Make fundraising into a social event
Whether kids, teens or adults, most people enjoy volunteering because it helps them connect with existing friends or make new ones. When your volunteers are working alone, they can get bored or unenthused more easily. Boost your volunteer morale by holding a small social event. A little party or gathering is a quick way to make sure your volunteers are having fun and improving their teamwork skills. Consider serving cookies as refreshments, so that your volunteers can give even better testimonials to potential donors.
Use incentive programs
Sure, your volunteers are generous people who want to support a good cause, but there is nothing wrong with appealing to their competitive sides. Otis Spunkmeyer offers an incentive program with prizes that appeal to a range of volunteers. Motivate volunteers further by creating a poster with the prizes prominently featured. Visual cues can be powerful motivators. Casually ask your volunteers which prize they would most like to win and discuss why it would be fun or practical.
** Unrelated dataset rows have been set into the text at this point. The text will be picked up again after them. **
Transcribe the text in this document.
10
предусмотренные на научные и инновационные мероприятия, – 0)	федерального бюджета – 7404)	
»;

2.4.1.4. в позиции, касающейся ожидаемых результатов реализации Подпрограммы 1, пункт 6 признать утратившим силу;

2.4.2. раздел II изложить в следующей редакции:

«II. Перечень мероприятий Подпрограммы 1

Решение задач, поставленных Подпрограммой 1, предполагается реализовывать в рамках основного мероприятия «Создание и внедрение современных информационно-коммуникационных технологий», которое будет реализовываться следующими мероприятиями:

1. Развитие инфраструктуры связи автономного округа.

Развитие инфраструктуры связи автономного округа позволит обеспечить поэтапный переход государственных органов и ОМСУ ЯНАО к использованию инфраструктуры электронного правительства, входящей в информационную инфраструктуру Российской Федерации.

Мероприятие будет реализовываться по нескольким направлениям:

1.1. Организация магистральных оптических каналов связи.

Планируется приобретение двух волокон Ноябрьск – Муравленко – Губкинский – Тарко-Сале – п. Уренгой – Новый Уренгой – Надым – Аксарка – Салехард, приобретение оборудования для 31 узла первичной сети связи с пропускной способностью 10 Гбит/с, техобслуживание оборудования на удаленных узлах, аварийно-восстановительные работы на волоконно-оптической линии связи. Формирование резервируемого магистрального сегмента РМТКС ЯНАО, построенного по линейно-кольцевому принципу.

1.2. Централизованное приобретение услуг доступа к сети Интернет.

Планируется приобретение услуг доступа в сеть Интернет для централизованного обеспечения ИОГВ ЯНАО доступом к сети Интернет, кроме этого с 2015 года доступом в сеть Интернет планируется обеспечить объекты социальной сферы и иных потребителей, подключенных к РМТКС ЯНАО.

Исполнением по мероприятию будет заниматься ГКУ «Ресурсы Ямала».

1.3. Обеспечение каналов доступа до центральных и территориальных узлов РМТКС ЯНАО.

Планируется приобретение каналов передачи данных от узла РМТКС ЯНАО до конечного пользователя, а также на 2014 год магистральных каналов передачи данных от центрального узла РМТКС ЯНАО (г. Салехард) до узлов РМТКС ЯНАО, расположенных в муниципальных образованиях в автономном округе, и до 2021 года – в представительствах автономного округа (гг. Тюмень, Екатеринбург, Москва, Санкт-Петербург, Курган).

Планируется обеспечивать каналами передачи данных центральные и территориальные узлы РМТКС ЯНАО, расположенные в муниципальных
For younger volunteers, especially, you can supplement the incentive program with your own system. Keep a chart for each volunteer, displayed at every meeting. Create badges for each landmark your volunteers reach, such as selling a certain amount of cookie dough.
Keep your cause at the front of everyone's minds
You are not holding a fundraiser just for fun. The profits will support an amazing cause, and that is one of the quickest and most effective ways to get your volunteers pumped and excited. Take a little field trip with your volunteers to remind them of the fundraiser's importance. For instance, if you are fundraising for a better school playground, take them on a tour of the current playground and point out all the cool new features students can enjoy if the fundraiser is successful. Make sure volunteers understand the concrete and positive changes they are helping to bring about.